Donny Osmond Giovanni

Opera is beautiful. Pop music centered on showcasing the vocal range of ex-Mouseketeers is campy. When the two get together, what strange bedfellows they make.

Andrew Lloyd Webber, what have you done? The king of musicals' melodramatic genre may have been trapped inside of theatres in London's West End and on Broadway for years, but it's broken way out as a vehicle for classically influenced pop stars.

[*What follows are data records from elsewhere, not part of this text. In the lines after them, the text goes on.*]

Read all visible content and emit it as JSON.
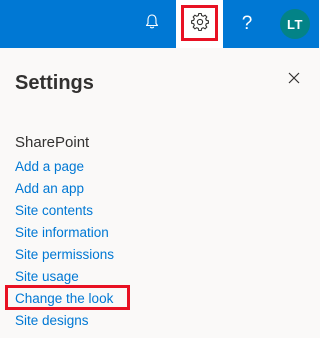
{
  "topbar": {
    "bell_icon": "bell-icon",
    "gear_icon": "gear-icon",
    "help_label": "?",
    "avatar_initials": "LT",
    "colors": {
      "bar": "#0078d4",
      "avatar": "#038387",
      "highlight": "#e81123"
    }
  },
  "panel": {
    "title": "Settings",
    "close_icon": "close-icon",
    "section_heading": "SharePoint",
    "links": [
      "Add a page",
      "Add an app",
      "Site contents",
      "Site information",
      "Site permissions",
      "Site usage",
      "Change the look",
      "Site designs"
    ],
    "link_color": "#0078d4"
  }
}
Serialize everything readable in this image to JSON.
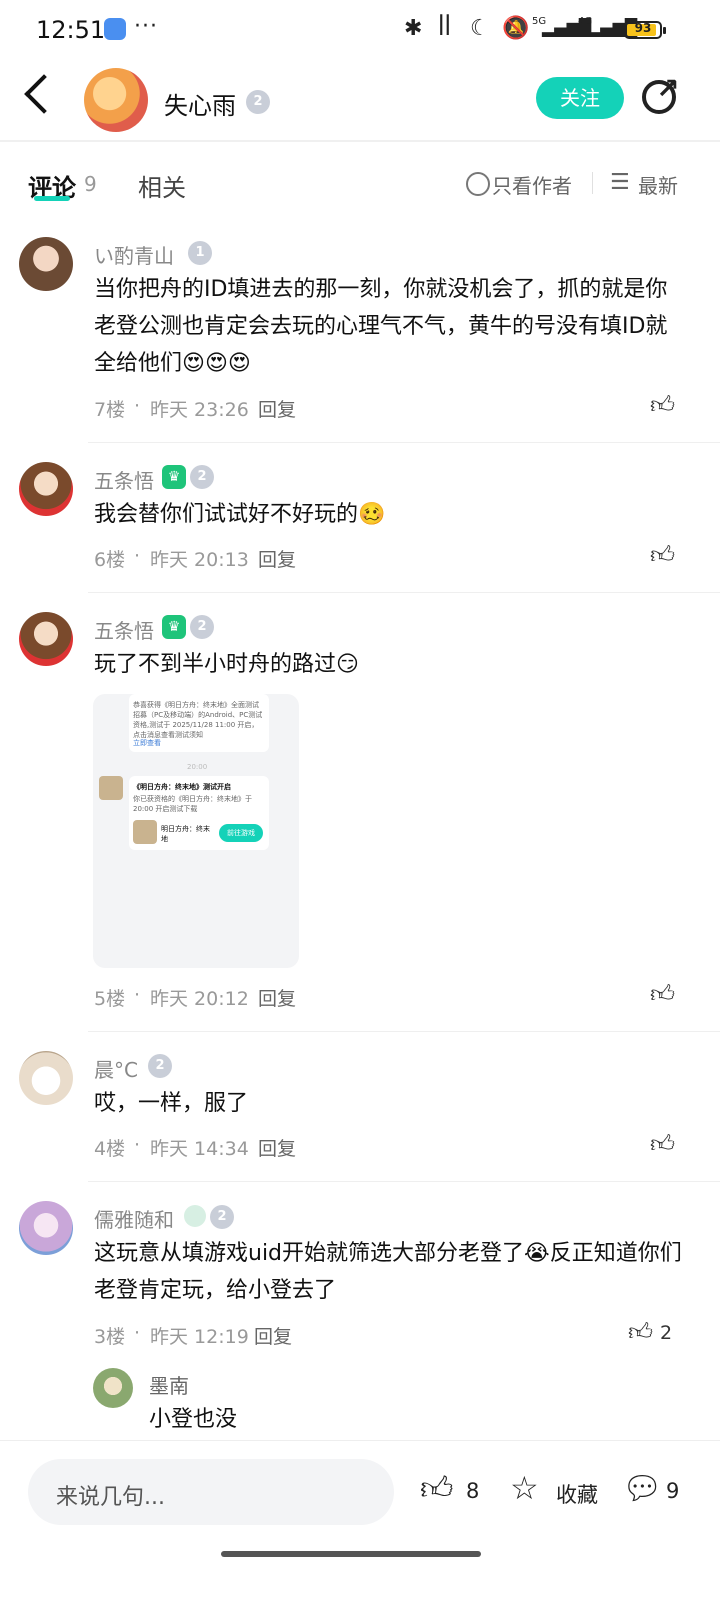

At 23, Josh Groban is the genre's leading man. Propelled by an acting and singing appearance on Ally McBeal in 2001, he has since been Charlotte Church's singing partner at the closing ceremonies of the 2002 Winter Olympics, the family-friendly portion of the Superbowl pregame, was a requested performer at Oprah's 50th birthday party and has sold over 5 million records. He is Donny Osmond Giovanni.

At his packed performance at the Ohio Theatre on Monday night, it was hard to focus between the rolls of smoke constantly spilling out from the sides of the stage and a wide screen that sometimes featured projected images like a woman dancing with a fan in a flowy skirt or a moving, abstract gray mass that either looked like an ultrasound or an animated Rorschach test.

But swirling lights weren't the attraction. The New York Times gave him the Superfriend-ish title "The New Boy Wonder of the Voice." A woman in the audience put it this way: "You sing, baby!"